GPEDC Transparency Indicator

(Bill Anderson) #1
  • The 2018 monitoring round of the Global Partnership for Effective Development Cooperation (GPEDC) is now under way.

  • This includes Indicator 4 which measures the transparency of development partners using metadata from IATI, OECD DAC CRS and FSS

  • The list of Development partners involved in the 2016 round of monitoring can be found here and the 2018 partner list will be confirmed after the country datasets are submitted and will be shared via this Discuss post

  • The GPEDC Joint Support Team (JST) will download IATI publishing statistics on Timeliness, Comprehensiveness and Forward Looking data from the dashboard in mid-December .

  • The technical team will provide all publishers involved with notice well in advance of the ‘pull date’ so that there is enough time for publishers to check and refresh their data.

  • Coverage will not be read from the dashboard, but will be calculated as follows:

    • The GPEDC JST will provide the IATI Technical Team with a table of development partners and each one’s total spend for 2016 as calculated by the OECD DAC.
    • The IATI Technical Team will add to this table calculations on the total disbursements and expenditure published through IATI for 2016 and 2017. This table will be shared with publishers and published on IATI Discuss.
    • The best spend ratio between DAC and IATI (calculated as IATI/DAC) will be selected and adjusted, as in 2016, upwards to the next quintile. (i.e. a ratio of over 80% is adjusted to 100%)
    • Spend ratios greater than 100% will be recorded as 100%. (Most multilaterals are likely to have a spend ratio greater than 100% - as only core funding is reported to the DAC)

(Yohanna Loucheur) #2

Bill, thank you for bringing this important work to everyone’s attention and outlining the proposed process.

I would like to reiterate our request to make it easier to see/monitor the performance of development partners involved in the GPEDC on the Dashboard. With over 800 publishers on the Dashboard, it’s increasingly difficult to find the GPEDC ones and get a sense of how things are going.

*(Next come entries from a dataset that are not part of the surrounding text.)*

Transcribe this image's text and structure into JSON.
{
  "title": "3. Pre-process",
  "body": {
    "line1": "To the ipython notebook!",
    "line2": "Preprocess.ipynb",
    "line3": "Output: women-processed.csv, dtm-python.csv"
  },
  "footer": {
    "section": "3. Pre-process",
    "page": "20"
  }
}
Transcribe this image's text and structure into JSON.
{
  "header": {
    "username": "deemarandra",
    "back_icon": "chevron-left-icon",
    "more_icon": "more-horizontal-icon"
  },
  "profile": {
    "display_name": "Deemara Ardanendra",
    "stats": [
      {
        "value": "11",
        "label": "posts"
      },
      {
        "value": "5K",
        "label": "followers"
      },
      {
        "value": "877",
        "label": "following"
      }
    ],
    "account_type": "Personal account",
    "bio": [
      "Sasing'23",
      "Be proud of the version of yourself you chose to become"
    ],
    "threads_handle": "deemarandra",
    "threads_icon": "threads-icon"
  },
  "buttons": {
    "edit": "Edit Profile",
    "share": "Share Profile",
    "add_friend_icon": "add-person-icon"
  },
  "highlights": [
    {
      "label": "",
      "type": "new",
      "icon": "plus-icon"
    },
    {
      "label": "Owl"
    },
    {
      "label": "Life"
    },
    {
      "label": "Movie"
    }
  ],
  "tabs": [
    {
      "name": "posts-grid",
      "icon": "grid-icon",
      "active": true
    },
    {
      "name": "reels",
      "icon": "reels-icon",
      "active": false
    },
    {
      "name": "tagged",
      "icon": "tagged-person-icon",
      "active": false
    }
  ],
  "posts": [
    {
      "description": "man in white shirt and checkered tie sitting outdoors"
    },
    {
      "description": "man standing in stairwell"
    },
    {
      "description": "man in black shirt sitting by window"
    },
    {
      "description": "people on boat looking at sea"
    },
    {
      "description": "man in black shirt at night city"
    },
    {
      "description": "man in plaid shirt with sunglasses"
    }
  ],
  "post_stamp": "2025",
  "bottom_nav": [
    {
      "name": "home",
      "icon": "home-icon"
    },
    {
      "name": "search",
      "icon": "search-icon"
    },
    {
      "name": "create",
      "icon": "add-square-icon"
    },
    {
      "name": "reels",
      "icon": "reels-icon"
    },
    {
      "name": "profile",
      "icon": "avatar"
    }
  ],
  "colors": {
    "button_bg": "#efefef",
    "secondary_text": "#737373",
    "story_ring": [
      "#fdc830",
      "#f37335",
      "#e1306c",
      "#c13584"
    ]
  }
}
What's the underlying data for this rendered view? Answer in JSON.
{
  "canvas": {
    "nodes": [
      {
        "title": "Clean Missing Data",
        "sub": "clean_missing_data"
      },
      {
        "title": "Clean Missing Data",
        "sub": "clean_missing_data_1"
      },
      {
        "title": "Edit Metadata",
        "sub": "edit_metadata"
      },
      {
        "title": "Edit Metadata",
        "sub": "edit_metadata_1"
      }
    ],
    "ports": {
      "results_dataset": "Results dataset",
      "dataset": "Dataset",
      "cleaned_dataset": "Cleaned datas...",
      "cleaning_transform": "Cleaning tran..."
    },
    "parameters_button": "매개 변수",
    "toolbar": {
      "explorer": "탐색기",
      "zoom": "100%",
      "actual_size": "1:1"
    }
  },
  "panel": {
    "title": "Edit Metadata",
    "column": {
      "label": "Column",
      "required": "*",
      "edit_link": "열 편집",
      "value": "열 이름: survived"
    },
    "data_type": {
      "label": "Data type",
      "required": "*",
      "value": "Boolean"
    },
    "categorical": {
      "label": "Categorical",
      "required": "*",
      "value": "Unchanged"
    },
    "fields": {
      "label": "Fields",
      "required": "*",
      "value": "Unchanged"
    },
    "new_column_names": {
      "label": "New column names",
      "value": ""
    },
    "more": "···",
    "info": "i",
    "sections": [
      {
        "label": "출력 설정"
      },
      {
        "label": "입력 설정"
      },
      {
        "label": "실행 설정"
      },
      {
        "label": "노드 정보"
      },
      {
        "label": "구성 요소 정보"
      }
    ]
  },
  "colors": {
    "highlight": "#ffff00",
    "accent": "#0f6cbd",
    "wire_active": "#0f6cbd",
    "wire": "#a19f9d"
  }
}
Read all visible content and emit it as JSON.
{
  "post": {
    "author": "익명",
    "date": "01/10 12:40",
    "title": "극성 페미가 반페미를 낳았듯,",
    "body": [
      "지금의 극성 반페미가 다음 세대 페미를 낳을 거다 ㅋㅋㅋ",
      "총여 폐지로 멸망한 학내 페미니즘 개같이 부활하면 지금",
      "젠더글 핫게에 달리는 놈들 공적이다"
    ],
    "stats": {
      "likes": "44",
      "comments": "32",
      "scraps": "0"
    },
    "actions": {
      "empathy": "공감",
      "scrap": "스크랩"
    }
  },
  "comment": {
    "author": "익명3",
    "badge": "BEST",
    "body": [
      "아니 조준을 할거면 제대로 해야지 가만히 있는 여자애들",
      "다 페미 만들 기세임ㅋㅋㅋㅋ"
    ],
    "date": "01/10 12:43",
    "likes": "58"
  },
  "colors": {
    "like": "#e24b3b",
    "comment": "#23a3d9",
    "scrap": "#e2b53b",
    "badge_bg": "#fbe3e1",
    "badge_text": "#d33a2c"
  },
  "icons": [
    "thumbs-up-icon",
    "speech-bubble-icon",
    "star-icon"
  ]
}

I can think of a couple of ways to do so - e.g. creating a sub-group on the Dashboard, adding a “GPEDC” column to sort publishers, etc - surely the Tech Team would have other ideas.

Thanks in advance.

(Steven Flower) #3

There’d need to be a flag in the IATI Registry to help with this?

(Michelle Levesque) #4

If we flag GPEDC could we also flag the Grand Bargain signatories?

(Bill Anderson) #5

(Wendy Rogers) #6

Whilst I think this would be an extremely useful feature of the dashboard I would just add a couple of notes of caution.

  1. Who would be responsible for maintaining the list of GPEDC and GB flags? The source registry record is the responsibility of the publisher and so the publisher should really set this ‘flag’ on their own records. Whilst I am sure many publishers would do this I suspect from experience that all publishers would be unlikely to do so?

  2. The Grand Bargain is programme of change rather than a permanent body or entity and as such the programme will therefore end at some time. Also many publishers are members of many different sorts of groupings and other initiatives etc Therefore this could set a precedence for requests for all sorts of areas of interests to be added to the dashboard?

Therefore perhaps a better solution (although I appreciate a lot more complicated and involved) would be for the end user to be able to configure and add their own groupings to their dashboard ‘views’ as they require and which remain under their own control?

(Yohanna Loucheur) #7

For the GPEDC, the list should be whatever list of publishers are being assessed for the transparency indicator. The assessment is prepared by the IATI Secretariat, so the list is readily available. Why ask each data user to research and build his/her own list? That is very unnecessary duplication of work.

For the Grand Bargain, there is already a separate Dashboard (maintained by DI, not the IATI Secretariat) so I don’t see as much of a need.